The question I ask myself, though, is this: Am I choosing to believe in God so that I have an ultimate Reality to lean on when faced with the question of meaning? Human beings are so desperate for a sense of purpose and meaning – somehow feeling like our lives are significant. But is that really a good motivator for choosing God? I can’t deny that, many times, that’s my reasoning. I choose God to give myself purpose. I’m not saying otherwise I should disbelieve in God. I’m just asking whether this is a good reason to believe. Is it even possible to separate belief in God from a desire for meaning?

To my religious friends/readers: When you truly think about it, why have you chosen God? Why do you continue to choose God?

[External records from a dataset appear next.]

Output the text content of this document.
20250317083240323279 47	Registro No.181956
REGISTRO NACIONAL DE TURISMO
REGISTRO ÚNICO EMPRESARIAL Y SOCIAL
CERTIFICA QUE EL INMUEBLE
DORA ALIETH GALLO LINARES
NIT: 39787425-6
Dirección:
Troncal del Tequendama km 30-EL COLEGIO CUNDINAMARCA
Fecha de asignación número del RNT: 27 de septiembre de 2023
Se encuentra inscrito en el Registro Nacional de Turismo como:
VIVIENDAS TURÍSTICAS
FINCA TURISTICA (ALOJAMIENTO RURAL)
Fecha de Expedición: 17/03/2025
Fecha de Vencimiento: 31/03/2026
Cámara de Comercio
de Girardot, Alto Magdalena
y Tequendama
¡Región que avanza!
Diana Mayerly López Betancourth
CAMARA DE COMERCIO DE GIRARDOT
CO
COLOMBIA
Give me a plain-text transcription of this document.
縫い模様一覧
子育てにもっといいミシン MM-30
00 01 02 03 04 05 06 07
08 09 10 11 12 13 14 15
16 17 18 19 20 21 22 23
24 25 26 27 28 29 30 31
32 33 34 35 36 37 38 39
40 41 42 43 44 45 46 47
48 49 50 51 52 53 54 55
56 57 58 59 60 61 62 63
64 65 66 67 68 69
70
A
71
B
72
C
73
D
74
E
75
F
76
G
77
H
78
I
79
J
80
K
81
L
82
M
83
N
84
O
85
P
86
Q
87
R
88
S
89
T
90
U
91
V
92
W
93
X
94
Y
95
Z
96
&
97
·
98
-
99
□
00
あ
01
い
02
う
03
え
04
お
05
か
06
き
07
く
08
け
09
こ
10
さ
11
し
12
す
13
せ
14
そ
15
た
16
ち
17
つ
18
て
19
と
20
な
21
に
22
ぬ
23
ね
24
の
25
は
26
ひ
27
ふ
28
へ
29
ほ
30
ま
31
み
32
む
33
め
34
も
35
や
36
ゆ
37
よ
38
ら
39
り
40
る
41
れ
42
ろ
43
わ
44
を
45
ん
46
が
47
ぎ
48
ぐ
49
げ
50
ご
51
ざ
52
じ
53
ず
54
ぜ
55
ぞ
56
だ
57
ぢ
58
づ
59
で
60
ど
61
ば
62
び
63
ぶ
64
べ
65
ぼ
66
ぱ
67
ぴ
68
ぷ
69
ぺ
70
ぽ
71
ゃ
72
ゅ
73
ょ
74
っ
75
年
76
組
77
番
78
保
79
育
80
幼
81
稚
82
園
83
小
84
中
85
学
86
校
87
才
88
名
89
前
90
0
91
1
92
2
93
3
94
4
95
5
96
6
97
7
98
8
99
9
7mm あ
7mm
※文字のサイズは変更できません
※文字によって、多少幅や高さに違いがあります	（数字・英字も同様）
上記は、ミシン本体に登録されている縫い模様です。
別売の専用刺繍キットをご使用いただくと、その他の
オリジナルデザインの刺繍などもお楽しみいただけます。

To my atheist friends/readers:How do you deal with your acceptance of a God-less universe? Do you still find some way to attach meaning to existence, despite the absence of an ultimate Reality?

***As a footnote, I should say I could be completely wrong here. I’m just putting out my own thoughts and feelings towards these questions. My goal is not to offend anyone, but to truly understand why people have chosen what to believe, and how they (we) find meaning within that framework.